Despite the early deposition of immunoglobulin and complement in the grafts, histologic evidence of hyperacute rejection was not present. These findings support the observations in baboon renal transplantation that HA do not mediate hyperacute rejection. However, suboptimal graft function must still be explained. Both patients demonstrated histological and serological evidence for complement activation injury (11). This injury may represent a manifestation of a “slow-motion” humoral rejection as described above (12). Antibody-dependent complement activation via a subset of HA antibodies or via non-HA antibodies (i.e., lymphocytotoxic, endothelial cell) cannot be completely excluded. The hemagglutination technique used in this study is limited in that it reflects only gross changes in HA and does not detect antibodies with specificities not expressed on red cells. It is also possible that the complement injury was mediated through alternate pathway activation (antibody-independent pathway).
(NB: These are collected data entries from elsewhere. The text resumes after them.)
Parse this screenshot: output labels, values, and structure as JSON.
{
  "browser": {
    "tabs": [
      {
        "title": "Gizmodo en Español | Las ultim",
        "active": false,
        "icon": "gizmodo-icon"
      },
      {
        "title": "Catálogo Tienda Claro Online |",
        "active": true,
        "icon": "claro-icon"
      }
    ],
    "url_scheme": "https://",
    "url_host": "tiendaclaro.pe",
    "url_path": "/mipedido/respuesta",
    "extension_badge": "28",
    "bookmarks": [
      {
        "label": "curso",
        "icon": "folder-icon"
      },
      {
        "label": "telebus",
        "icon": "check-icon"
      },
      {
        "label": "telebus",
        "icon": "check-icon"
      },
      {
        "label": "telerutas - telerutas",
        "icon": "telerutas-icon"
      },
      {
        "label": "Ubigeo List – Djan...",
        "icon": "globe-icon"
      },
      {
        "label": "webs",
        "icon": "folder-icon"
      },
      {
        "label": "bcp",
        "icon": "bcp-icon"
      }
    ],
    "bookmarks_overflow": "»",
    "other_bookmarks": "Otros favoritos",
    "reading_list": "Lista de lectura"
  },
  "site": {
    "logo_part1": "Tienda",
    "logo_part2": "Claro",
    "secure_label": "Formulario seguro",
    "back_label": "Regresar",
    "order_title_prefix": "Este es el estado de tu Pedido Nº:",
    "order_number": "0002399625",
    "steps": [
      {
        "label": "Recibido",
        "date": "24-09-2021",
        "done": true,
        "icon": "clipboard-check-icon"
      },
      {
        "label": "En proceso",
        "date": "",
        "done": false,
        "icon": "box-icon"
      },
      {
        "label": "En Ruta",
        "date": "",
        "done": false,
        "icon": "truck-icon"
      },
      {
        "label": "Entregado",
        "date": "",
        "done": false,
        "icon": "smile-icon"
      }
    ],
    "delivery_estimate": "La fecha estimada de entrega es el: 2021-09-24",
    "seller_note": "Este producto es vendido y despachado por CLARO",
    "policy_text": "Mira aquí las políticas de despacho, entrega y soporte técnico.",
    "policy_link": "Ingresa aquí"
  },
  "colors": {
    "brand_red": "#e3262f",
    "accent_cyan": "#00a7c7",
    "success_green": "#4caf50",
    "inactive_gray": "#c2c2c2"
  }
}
Passenger lymphocytes transplanted with human hepatic grafts can produce both ABH and non-ABH red cell–directed antibodies capable of causing hemolysis (13, 14). Passenger lymphocytes transplanted with the baboon liver are a potential source of baboon antihuman HA since both baboon donors as well as all 11 other baboons tested (data not shown), possess HA directed against human red cells. Production of these antibodies was assessed by following the results of serial direct antiglobulin testing and clinical or laboratory evidence of hemolysis. The lack of a positive DAT (except for a transient passively acquired anti-A) in either patient suggests that either these antibodies were not produced or were produced in undetectable amounts. The fate of the transplanted baboon lymphocytes capable of producing the HA is unknown. ABH antibodies produced by passenger lymphocytes from ABO-unmatched human hepatic allografts are detected in 40–60% of cases and are typically transient, only persisting for several weeks (13, 14). The transient early hemolysis observed in both patients did not appear to have an immune etiology and remains unexplained. The late hemolysis in patient 2 was thought to be associated with a consumptive coagulopathy.
In summary, human antibaboon HA do not appear to be associated with hyperacute rejection or cellular rejection, but their role in the complement-mediated injury, suspected in both cases, cannot be definitively excluded. Baboon antihuman HA were not detected in either patient. The presence of HA and/or hemolysis should be assessed in future xenograft recipients to evaluate their potential clinical significance.
*Abbreviations: DAT, direct antiglobulin test; HA, heteroagglutinin.